By Alois Vinga
BAKERS reduced bread prices from $2.20 to the normal $1.10 per loaf in under 2 hours after announcing the hiked prices following an intervention by the government.
Companies such as Lobels and Proton announced Friday that the new price would take effect the following day in notices that were widely circulated on social media.
However, a market investigation conducted by NewZimbabwe.com revealed that external pressures forced the bakers to revert to the old prices.
“I confirm that the prices had indeed been hiked and we were briefed to that effect today (Friday),” said a Lobels employee who asked not to be identified.
“However, within a short space of time we were then told that a new directive had forced the bakers to stick to the old prices pending investigations.
Efforts to get a comment from the National Bakers Association of Zimbabwe president, Ngoni Mazango were fruitless.
“I am very busy my brother and I am not taking any comments from the media, goodbye,” he said when approached.
Industry minister Mangaliso Ndlovu however confirmed that he had asked the bakers to revert to old prices.
“The bakeries called me during the day today (Friday) to advise me of the development,” the minister told state media.
“I told them to hold on until we meet on Monday, that is my position. I want to believe they will adhere to the position l communicated to them.”
Confederation of Zimbabwe Retailers president Denford Mutashu said there was need to address the real problems being faced by retailers.
“We need to find solutions by locating the real sources of the problems,” he said.
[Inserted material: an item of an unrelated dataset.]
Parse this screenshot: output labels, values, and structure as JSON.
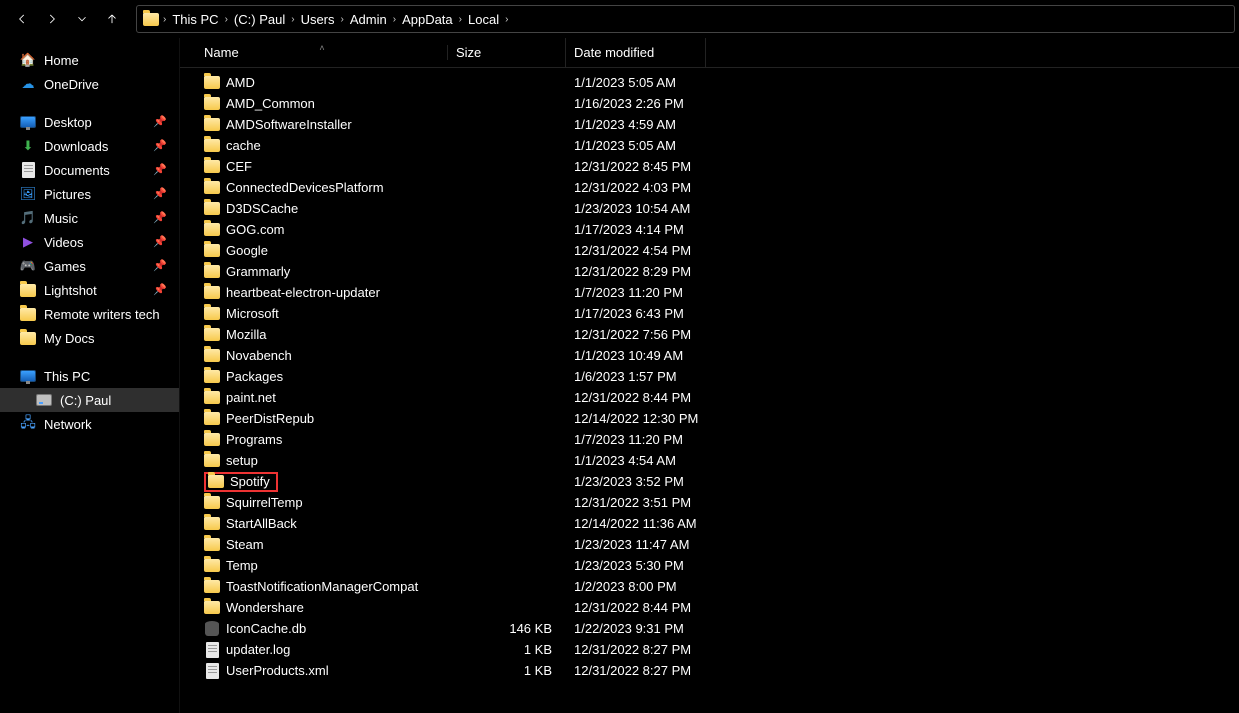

“What we all need to admit is the fact that the separation of Foreign Currency Accounts from the RTGS accounts spelt the message that RTGS and bond notes are no longer worthwhile mediums of exchange.”
The retailers boss noted that business has been supportive of government efforts, but the prevailing economic situation is now a matter of survival as retailers risk closing shop.
He called for dialogue to solve the current problems.